The composite matrix, consisting of a magnesium alloy, is turned into a foam by adding hollow spheres of silicon carbide. These ‘microballoons’ can each withstand a pressure of over 25000 PSI before rupturing, and provide protection by acting as energy absorbers during impact, significantly increasing its strength without adding to its weight. The composite is also versatile. Certain properties of the material, such as its density, can be customized by varying the number of sphere shells in the matrix, and the concept is applicable to non-flammable types of magnesium alloy.
The process of creating a syntactic foam has been in use for many years, but this is the first time it has been applied to a metal. The result is a strong, heat resistant material with low density and high buoyancy that will continue to float on water despite structural damage.
“This new development of very light metal matrix composites can swing the pendulum back in favour of metallic materials,” says Nikhil Gupta, commenting on the recent shift of many industries towards polymer matrix composites in an effort to reduce component weight.
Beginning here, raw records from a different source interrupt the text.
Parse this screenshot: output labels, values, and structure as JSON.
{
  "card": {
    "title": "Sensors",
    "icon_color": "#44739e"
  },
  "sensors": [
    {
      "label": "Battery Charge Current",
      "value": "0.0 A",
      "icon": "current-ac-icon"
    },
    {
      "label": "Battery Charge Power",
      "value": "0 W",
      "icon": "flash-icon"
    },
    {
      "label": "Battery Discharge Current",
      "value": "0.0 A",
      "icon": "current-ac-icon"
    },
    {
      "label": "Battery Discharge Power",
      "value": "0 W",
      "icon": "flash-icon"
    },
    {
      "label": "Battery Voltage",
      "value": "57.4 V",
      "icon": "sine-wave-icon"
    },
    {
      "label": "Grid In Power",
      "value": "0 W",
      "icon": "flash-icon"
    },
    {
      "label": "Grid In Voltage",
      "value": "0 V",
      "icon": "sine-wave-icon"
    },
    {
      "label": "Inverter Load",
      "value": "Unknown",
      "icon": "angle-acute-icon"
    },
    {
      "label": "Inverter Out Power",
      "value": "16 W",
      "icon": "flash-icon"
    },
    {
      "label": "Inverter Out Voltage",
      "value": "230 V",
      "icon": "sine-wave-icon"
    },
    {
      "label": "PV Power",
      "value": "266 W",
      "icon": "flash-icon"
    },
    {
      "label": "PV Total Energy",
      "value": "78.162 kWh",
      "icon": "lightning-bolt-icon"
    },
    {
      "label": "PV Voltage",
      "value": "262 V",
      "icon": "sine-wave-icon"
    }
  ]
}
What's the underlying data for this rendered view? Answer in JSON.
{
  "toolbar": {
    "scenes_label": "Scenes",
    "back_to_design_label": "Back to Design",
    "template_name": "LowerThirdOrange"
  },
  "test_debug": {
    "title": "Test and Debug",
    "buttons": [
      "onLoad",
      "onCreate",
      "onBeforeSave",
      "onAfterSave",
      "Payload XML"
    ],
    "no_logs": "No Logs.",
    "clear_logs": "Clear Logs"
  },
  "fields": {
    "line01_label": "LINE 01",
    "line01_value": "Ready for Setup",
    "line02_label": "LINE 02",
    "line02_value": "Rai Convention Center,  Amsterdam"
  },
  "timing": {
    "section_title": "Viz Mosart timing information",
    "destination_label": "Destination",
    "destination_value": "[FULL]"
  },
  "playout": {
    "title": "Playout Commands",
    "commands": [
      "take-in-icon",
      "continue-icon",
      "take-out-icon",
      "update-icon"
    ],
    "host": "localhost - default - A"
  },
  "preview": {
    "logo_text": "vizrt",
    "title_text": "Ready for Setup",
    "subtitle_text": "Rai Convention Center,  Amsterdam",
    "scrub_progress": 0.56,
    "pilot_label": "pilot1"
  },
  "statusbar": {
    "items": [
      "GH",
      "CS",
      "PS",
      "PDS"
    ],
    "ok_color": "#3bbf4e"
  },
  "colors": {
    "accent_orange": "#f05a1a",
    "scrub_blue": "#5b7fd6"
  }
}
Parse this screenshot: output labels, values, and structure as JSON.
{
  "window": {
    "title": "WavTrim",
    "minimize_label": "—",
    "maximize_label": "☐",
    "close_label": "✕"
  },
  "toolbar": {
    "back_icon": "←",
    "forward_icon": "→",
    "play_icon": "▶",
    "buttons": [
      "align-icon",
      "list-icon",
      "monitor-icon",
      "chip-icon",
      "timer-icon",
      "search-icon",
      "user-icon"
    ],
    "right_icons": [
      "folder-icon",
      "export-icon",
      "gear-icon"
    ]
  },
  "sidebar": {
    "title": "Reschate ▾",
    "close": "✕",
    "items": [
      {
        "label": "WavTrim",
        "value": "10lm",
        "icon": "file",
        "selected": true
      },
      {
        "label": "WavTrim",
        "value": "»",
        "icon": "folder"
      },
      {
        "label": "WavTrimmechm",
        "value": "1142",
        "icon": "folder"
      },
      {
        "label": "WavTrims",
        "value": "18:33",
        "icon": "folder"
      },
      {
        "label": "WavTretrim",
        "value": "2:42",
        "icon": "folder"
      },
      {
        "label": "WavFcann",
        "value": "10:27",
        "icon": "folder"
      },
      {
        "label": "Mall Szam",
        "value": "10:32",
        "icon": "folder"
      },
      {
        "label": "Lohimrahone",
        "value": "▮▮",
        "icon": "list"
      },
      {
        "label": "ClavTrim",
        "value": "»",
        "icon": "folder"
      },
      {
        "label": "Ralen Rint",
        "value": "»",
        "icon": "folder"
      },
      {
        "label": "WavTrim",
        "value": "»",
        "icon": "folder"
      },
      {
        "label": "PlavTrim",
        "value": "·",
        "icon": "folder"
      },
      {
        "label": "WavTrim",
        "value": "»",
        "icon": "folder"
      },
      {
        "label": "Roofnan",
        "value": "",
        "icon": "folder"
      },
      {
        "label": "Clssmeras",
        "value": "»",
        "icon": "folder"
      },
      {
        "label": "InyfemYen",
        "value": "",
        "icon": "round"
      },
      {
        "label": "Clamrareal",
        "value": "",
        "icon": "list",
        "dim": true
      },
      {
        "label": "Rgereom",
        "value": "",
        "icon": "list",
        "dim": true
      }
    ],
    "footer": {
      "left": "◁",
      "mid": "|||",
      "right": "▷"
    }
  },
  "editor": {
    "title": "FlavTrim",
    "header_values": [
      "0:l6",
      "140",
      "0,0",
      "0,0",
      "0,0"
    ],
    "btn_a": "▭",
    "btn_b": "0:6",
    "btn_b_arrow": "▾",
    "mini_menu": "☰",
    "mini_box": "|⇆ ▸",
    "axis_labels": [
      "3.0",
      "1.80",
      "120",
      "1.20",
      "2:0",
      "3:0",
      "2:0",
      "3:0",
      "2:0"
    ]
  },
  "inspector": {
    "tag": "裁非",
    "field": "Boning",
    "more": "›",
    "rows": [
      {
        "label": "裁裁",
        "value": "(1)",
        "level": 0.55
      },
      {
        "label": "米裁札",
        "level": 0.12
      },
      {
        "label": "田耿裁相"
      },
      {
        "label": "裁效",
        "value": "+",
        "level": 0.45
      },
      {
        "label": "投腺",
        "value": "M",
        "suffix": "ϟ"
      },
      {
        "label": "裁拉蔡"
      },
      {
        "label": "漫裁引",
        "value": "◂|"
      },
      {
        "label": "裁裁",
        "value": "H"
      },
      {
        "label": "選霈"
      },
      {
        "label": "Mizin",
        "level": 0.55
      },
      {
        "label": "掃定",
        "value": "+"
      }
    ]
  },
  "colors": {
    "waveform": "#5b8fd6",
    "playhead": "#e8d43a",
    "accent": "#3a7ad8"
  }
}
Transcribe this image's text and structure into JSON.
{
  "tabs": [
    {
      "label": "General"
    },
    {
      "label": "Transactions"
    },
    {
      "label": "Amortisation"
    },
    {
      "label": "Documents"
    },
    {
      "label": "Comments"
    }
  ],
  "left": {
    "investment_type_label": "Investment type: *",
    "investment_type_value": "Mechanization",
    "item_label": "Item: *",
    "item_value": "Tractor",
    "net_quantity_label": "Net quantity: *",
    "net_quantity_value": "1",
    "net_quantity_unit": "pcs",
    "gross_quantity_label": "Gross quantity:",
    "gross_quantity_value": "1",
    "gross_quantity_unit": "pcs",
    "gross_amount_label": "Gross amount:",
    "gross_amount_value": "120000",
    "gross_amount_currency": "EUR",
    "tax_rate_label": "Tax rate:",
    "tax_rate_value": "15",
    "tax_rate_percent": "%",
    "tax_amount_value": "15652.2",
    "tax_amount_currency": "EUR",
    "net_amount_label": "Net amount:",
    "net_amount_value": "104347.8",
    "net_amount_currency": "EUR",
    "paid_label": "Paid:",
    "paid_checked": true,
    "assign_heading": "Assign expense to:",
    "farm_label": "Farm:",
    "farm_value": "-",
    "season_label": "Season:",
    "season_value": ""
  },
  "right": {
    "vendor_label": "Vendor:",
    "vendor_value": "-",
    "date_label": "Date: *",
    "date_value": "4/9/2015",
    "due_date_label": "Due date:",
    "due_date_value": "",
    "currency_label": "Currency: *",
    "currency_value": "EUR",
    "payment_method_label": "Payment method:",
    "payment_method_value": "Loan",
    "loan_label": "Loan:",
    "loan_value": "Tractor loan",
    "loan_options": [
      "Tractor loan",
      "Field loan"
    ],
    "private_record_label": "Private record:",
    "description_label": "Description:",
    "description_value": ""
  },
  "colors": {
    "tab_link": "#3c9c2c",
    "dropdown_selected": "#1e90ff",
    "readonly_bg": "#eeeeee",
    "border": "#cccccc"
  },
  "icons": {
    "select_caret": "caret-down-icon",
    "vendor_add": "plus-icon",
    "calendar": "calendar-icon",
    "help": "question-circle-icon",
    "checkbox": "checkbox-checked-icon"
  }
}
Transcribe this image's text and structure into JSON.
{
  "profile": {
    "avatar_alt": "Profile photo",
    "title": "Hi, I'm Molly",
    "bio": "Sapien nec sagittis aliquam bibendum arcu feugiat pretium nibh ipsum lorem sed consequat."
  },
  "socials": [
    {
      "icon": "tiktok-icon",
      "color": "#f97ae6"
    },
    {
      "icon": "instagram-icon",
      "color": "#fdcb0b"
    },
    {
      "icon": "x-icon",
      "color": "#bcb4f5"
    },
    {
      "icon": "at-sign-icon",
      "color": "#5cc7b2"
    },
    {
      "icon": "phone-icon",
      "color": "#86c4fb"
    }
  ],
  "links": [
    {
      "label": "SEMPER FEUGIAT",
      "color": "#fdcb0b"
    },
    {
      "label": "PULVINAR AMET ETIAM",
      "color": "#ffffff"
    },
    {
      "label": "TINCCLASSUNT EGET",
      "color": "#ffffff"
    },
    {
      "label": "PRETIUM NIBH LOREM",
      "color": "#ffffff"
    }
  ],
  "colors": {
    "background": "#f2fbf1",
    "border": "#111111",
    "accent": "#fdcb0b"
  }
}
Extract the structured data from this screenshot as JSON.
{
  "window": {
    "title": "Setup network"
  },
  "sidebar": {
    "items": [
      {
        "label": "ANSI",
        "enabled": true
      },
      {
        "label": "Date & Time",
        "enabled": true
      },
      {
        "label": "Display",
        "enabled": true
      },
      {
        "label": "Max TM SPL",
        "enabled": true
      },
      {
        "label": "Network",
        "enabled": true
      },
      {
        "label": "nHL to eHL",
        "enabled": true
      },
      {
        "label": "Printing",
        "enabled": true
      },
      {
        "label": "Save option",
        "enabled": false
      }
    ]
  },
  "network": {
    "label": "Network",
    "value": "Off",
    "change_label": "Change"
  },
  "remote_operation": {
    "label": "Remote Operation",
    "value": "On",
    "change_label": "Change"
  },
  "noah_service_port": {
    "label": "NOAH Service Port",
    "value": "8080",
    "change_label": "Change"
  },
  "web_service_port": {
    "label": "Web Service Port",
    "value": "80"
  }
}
The fact that metals can usually withstand much higher temperatures than polymers makes this new lightweight matrix a compelling alternative for manufacturers trying to improve automotive fuel economy.
The involvement of the military is unsurprising – amphibious vehicles, such as the Marine Corps Ultra Heavy-lift Amphibious Connector (UHAC), currently in development, are just one of many projects that stand to benefit from this discovery.